#NotABlugSplat - Reprieve |
A well-known, multi-multi-awarded creative director at a Lebanese agency would go inside the junior art directors' cubicle where about six of them are packed like sardines, would look at them with disdain, sigh audibly, shrug and turn his back and leave - not once guiding them or correcting their creative output. I met him once, he looked at me, and - with a tone between sarcasm, indifference, merged with haughtiness - he uttered: "Oh, you're the one with the blog". Mind you, believe it or not, he was trying to give me a compliment. But as far as compliments this sounded more like "for someone this obese you don't sweat much", which is backhanded at best.
Another one, adopts Calvin's theory (to quote Bill Watterson's Calvin and Hobbes comic strip), "if you can't win by reason, win by volume" - that man finds everything infuriating and a cause for screaming. And I mean everything! When he wanted a junior to go fetch a file from her desk, and the elevator did not show up like immediately, he screamed so hard at the girl she quit the next day - and that agency was actually a revolving door of talent due to that reason.
Oh, and trust me on this: The higher you go in the echelon the less creative directors are ready to share credit. I was consulting once on a project with an advertising agency on a project and the brainstorm was eerily, eerily quiet. During the lunch break I said so to the creative staff, and someone quipped "why bother say anything, the creative director will steal it anyhow and claim it was his idea."
If you think these are some isolated incidents, do think again. Advertising is rampant with such cases and yes, I experienced many myself - the difference was I stood up to myself because by the time I moved to advertising I had transitioned from a successful career in engineering and consulting. Ergo, I had many years behind me in my career and honestly did not need that to put up with such behavior.
Naturally, not everyone was as lucky. I saw many juniors being laughed at or being paraded in front of others for their lack of creativity (though oddly their "uncreative" ideas would be appropriated later by the higher ups with no credit). I apologize I am inserting this quote when race issues are burning in the United States but I once read a quote that said, "what a slave needs more than freedom, is a slave of his own" - which is why those who remain in the industry end up bitter and release this bitterness on younger, less experienced people once they go up the chain. And with this, they repeat the pattern of abuse and risibility they were subjected to on a newer, fresher generation of advertising people.
Oddly, all this post was inspired by the exception rather than the rule.

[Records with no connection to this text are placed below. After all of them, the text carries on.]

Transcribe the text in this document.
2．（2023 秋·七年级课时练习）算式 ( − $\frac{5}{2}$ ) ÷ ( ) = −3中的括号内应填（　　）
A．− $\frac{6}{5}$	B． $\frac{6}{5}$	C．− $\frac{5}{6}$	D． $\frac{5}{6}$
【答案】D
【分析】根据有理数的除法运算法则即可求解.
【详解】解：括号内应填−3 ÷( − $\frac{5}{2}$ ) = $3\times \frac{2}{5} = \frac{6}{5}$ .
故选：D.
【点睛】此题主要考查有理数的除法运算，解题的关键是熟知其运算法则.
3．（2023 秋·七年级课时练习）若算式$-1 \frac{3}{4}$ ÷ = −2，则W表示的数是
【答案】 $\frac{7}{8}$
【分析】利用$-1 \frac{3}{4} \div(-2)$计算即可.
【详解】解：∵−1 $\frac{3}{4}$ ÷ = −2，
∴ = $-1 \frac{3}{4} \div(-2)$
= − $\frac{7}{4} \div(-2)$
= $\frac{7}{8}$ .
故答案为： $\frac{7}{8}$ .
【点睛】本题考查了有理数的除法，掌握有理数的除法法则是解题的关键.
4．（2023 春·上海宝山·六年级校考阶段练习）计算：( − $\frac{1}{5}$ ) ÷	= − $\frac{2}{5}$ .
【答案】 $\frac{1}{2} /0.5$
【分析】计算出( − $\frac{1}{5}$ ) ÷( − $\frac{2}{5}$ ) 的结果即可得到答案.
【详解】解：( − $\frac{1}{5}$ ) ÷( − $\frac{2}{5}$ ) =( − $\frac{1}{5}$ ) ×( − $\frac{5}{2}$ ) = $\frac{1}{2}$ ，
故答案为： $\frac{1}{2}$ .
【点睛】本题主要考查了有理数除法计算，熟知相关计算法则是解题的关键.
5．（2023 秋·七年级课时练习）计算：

Yesterday, I read it twice in one day, how Ali Rez - who is currently at BBDO Dubai (serving as Regional Executive Creative Director, Middle East & Pakistan) is - not just nice - but "one of the nicest people" one could meet (to read that twice in one day is truly surprising!).
So Ali, please go on being the nicest. You are an exception that proves the rule. And sadly advertising is not only a land of rules, but rather a land of rulers.